In order to avoid delay and promote the development of Iraqi solutions to Iraqi problems, the U.S. government should support efforts currently underway to develop a domestic framework for restitution, compensation and housing assistance for the displaced. As discussed, the Iraqis already have resources, a dedicated Ministry and domestic legal expertise for these tasks. However, they stand to benefit from capacity building and comparative international experience, both of which could be provided directly, in the form of seminars and trainings, and indirectly, through U.S. support of the UN Assistance Mission for Iraq in carrying out its mandate to facilitate “the safe, orderly, and voluntary return . . . of refugees and displaced persons.”

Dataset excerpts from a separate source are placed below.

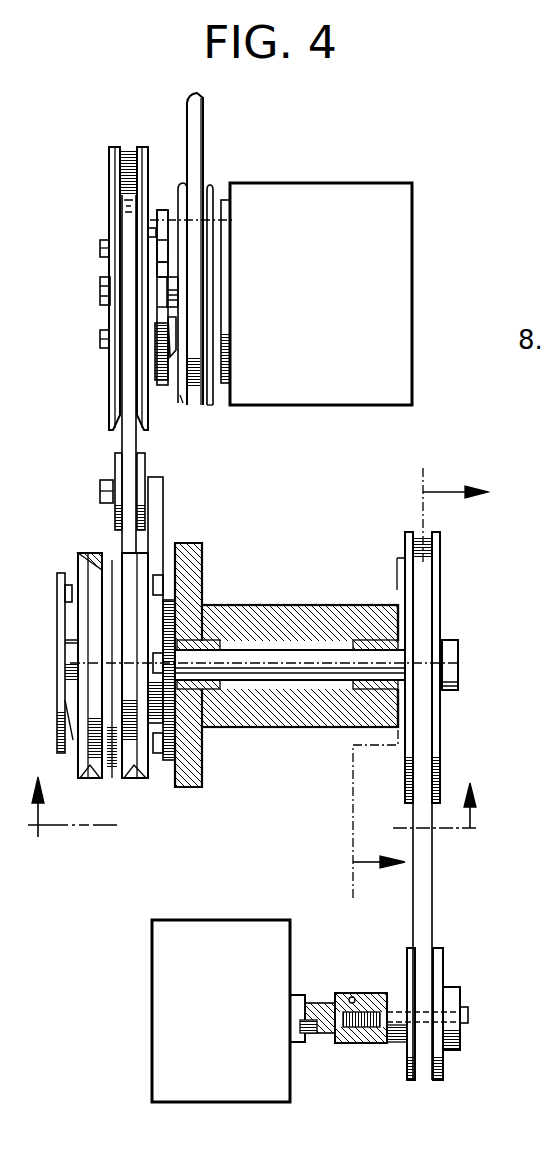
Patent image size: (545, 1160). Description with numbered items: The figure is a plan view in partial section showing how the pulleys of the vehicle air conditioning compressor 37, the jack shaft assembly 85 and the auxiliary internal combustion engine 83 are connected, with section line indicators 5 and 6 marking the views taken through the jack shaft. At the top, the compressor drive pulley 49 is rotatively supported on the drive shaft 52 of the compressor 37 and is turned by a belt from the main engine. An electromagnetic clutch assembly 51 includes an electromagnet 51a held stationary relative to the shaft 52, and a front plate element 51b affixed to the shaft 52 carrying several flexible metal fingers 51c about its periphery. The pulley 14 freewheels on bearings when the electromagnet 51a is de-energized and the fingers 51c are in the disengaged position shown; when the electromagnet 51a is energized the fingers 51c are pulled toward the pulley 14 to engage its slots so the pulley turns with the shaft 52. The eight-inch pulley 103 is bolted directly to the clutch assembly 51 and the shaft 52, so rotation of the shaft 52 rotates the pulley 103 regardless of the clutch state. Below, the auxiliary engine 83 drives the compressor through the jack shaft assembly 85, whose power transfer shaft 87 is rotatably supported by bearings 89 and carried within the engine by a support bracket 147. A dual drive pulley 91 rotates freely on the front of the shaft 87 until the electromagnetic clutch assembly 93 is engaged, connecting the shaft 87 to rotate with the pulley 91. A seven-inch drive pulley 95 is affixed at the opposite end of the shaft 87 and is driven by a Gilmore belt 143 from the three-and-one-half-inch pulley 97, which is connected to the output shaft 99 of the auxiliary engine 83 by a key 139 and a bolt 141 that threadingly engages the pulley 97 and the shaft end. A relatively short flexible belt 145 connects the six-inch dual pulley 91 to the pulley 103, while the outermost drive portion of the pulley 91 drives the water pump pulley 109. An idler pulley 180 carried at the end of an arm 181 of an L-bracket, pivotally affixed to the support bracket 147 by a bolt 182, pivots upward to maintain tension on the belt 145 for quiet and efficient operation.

The pulley 103 is at (109, 160).
The electromagnetic clutch assembly 51 is at (165, 206).
The electromagnet 51a is at (228, 212).
The front plate element 51b is at (160, 268).
The flexible metal fingers 51c is at (168, 243).
The drive shaft 52 is at (100, 290).
The compressor drive pulley 49 is at (212, 218).
The pulley 14 is at (212, 405).
The air conditioning compressor 37 is at (393, 232).
The pulley of the water pump 109 is at (544, 409).
The flexible belt 145 is at (130, 443).
The idler pulley 180 is at (146, 460).
The bolt 182 is at (100, 490).
The arm 181 is at (158, 513).
The dual drive pulley 91 is at (110, 553).
The electromagnetic clutch assembly 93 is at (60, 573).
The support bracket 147 is at (198, 552).
The jack shaft assembly 85 is at (300, 604).
The bearings 89 is at (203, 645).
The power transfer shaft 87 is at (303, 667).
The drive pulley 95 is at (440, 583).
The Gilmore belt 143 is at (416, 905).
The auxiliary internal combustion engine 83 is at (214, 920).
The output shaft 99 is at (310, 1033).
The key 139 is at (355, 997).
The pulley 97 is at (445, 955).
The bolt 141 is at (470, 1015).
The section line 5- 5 is at (257, 826).
The section line 6- 6 is at (403, 684).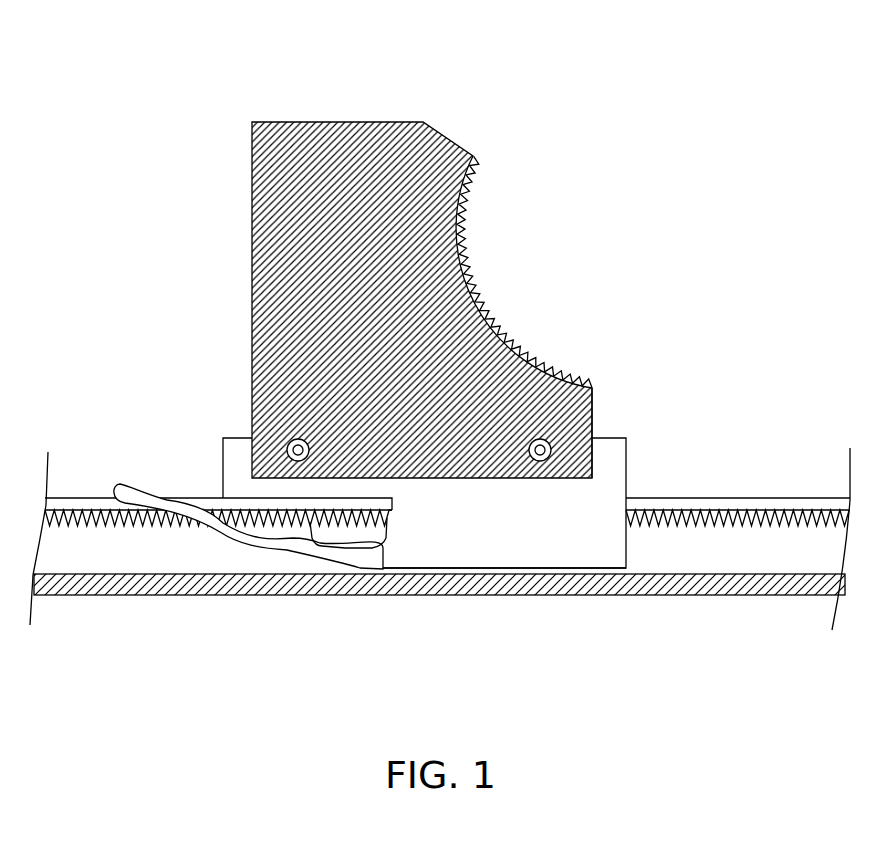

The aforementioned U.S. support should be structured so as to encourage a move away from ad hoc initiatives and toward greater consistency and clarity in handling property claims. The willingness expressed by representatives of Iraq’s judiciary to encourage ongoing local mediation of property disputes is a particularly promising development that could build greater legal certainty into the most demonstrably viable restitution efforts in Iraq to date. More broadly, restitution efforts should be integrated with related post-conflict and development programming—such as reparations for victims of serious human rights abuses or housing construction—in order to avoid duplication of efforts.
If the Iraqi authorities fulfill their commitments to address displacement through rights-based means like restitution, they will not only have demonstrated their ability to protect the most vulnerable of their citizens; they will also have laid the groundwork for a viable political process that will not be marred for generations by lingering disputes and grievances. Such an effort deserves our full support.
Note U.S. Department of State, Bureau of European and Eurasian Affairs, “Property Restitution in Central and Eastern Europe” (October 3, 2007).
Survey conducted for ABC News, the BBC, ARD and NHK by D3 Systems of Vienna, Virginia, and KA Research Ltd. of Istanbul, Turkey.
International Organization for Migration (IOM), “Iraq Displacement and Return: 2008 Mid-Year Review” (July 2008).